His head whipped from one direction to the other.
Every inch of his posture on guard.
The protector.
My eyes scanned, and I heaved out a breath when I saw a second man bolting across the yard.
Leif.
His posture was entirely different than my brother’s.
An avenger.
A dark destroyer.
A demon that seethed in the night.
An aura of chaos swirled around him as he sprinted along the pool and headed toward the back of the lot.
Lyrik got in line behind him.
My pulse skidded and shook, fear taking me hostage as I watched the scene play out through the windows as if I were watching a movie playing out on the screen.
Leif scaled the wall. So fast it seemed inhuman.
A creature that had come to life.
Born of carnage.
Or maybe that was just what he threatened to bring.
He disappeared over the top, and Lyrik jogged right, following the back of the wall before he was climbing over it at the farthest end.
As if the two of them were boxing in their prey.
And I wondered who it was that was hunting who.
Warily, I eased out of the door.
The night was at its thickest.
Darkest.
Held just before the break of dawn.
Humid air scraped my flesh, and shivers rolled as I listened to the distant shouts.
All of them were familiar voices.
Lyrik.
Leif.
Lyrik again.
My gaze moved to the balcony that overhung the third floor of the main house. Tamar stood at the railing, clinging to it as she stared down.
Black hair whipped around her face that was held in morbid fear.
Our eyes met, and my mouth moved in whispered silence, “I’m sorry.”
Her head shook.
No.
We were in this together.
Family.
But I was sure she and Lyrik had already endured enough pain.
I hugged myself over my middle like I could gather back up the pieces that I could feel finally slipping away.
I’d tried.
Tried so hard to pretend.
Tried to pretend that I wasn’t going to crumble.
Tried to pretend it was all going to be okay.
That we were going to make it through this unscathed.
This was only a vacation, right?
What a joke.
Even my eleven-year-old child could see right through it.
Because there was no way to believe the lies you kept telling yourself when you had nothing left to support it.
Foundation cracked.
After what seemed like an eternity, the back gate buzzed and Lyrik came storming back through.
Agitation fizzed across the surface of his skin.
Immediately, his attention landed on me, tone gruff, “It was nothing. Probably a fuckin’ cat set off the sensors or something.”
The words left him like spite. Like he wanted to be sick for letting go of the greatest deception.

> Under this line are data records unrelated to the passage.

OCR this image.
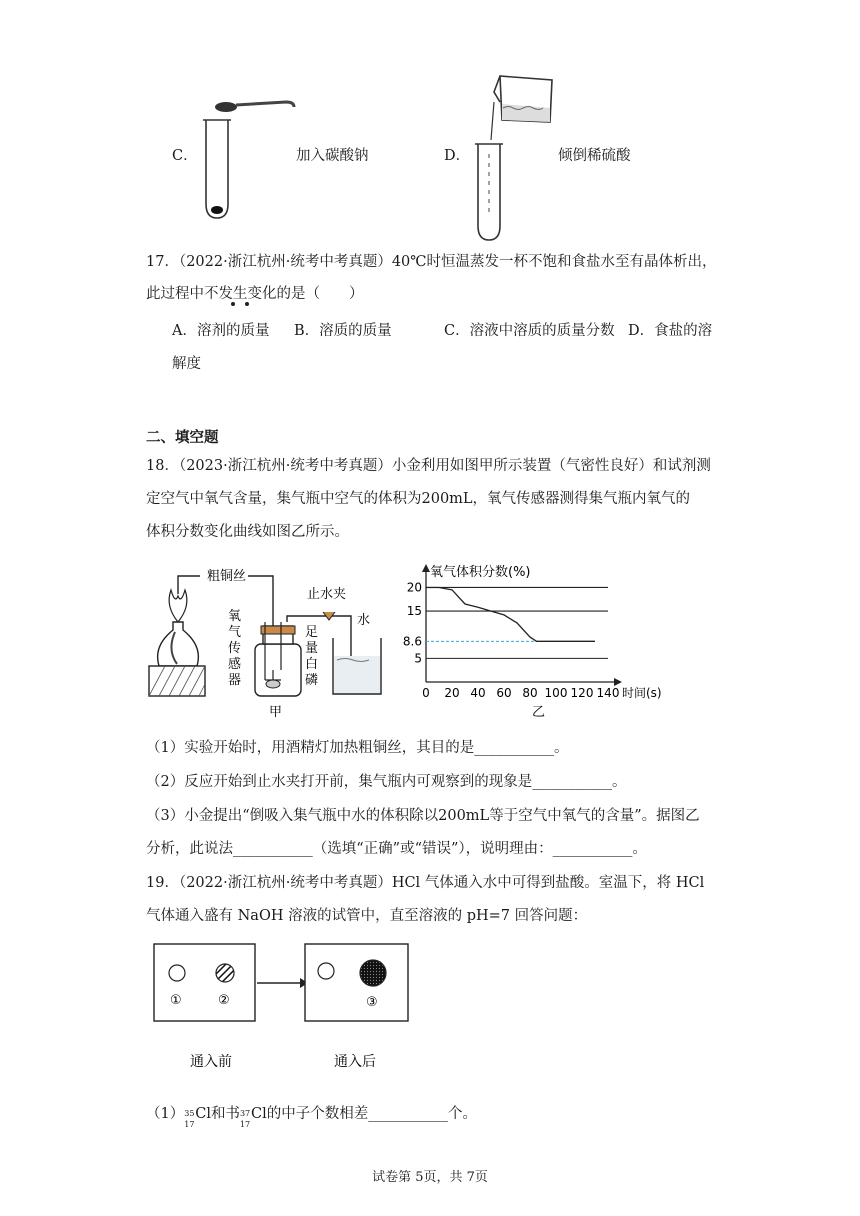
C．	加入碳酸钠	D．	倾倒稀硫酸
17．（2022·浙江杭州·统考中考真题）40℃时恒温蒸发一杯不饱和食盐水至有晶体析出，
此过程中不发生变化的是（　　）
A．溶剂的质量 B．溶质的质量	C．溶液中溶质的质量分数 D．食盐的溶
解度
二、填空题
18．（2023·浙江杭州·统考中考真题）小金利用如图甲所示装置（气密性良好）和试剂测
定空气中氧气含量，集气瓶中空气的体积为200mL，氧气传感器测得集气瓶内氧气的
体积分数变化曲线如图乙所示。
粗铜丝
止水夹
水
氧
气
传
感
器
足
量
白
磷
甲
20
15
8.6
5
0 20 40 60 80 100 120 140
氧气体积分数(%)
时间(s)
乙
（1）实验开始时，用酒精灯加热粗铜丝，其目的是___________。
（2）反应开始到止水夹打开前，集气瓶内可观察到的现象是___________。
（3）小金提出“倒吸入集气瓶中水的体积除以200mL等于空气中氧气的含量”。据图乙
分析，此说法___________（选填“正确”或“错误”），说明理由：___________。
19．（2022·浙江杭州·统考中考真题）HCl 气体通入水中可得到盐酸。室温下，将 HCl
气体通入盛有 NaOH 溶液的试管中，直至溶液的 pH=7 回答问题：
①	②	③
通入前	通入后
（1） 35
17
Cl和书 37
17
Cl的中子个数相差___________个。
试卷第 5页，共 7页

My lips trembled. “Are you sure?”
I didn’t even know why I was asking it because I could feel the sick reality racing to catch up to me. Seeping in from under the fortified walls, clawing its way over the bricks.
His head shook, black hair whipping up a disorder. Frustrated, he brushed it out of his eyes. “We didn’t find anything, Mia. It was a false alarm. Go back to bed. You should get some sleep.”
With the way his eyes darted around the yard, I knew that wasn’t going to be an option for him. He didn’t come close to believing a thing that he was telling me.
“Is there footage?” I asked instead of agreeing.
“We’ll see if anything was captured. But there’s no one out there. There is no danger.”
His words were hard. Angry. I wondered if he was trying to convince himself.
“Okay,” I conceded, my hand curling in the neckline of the tank of my pajamas.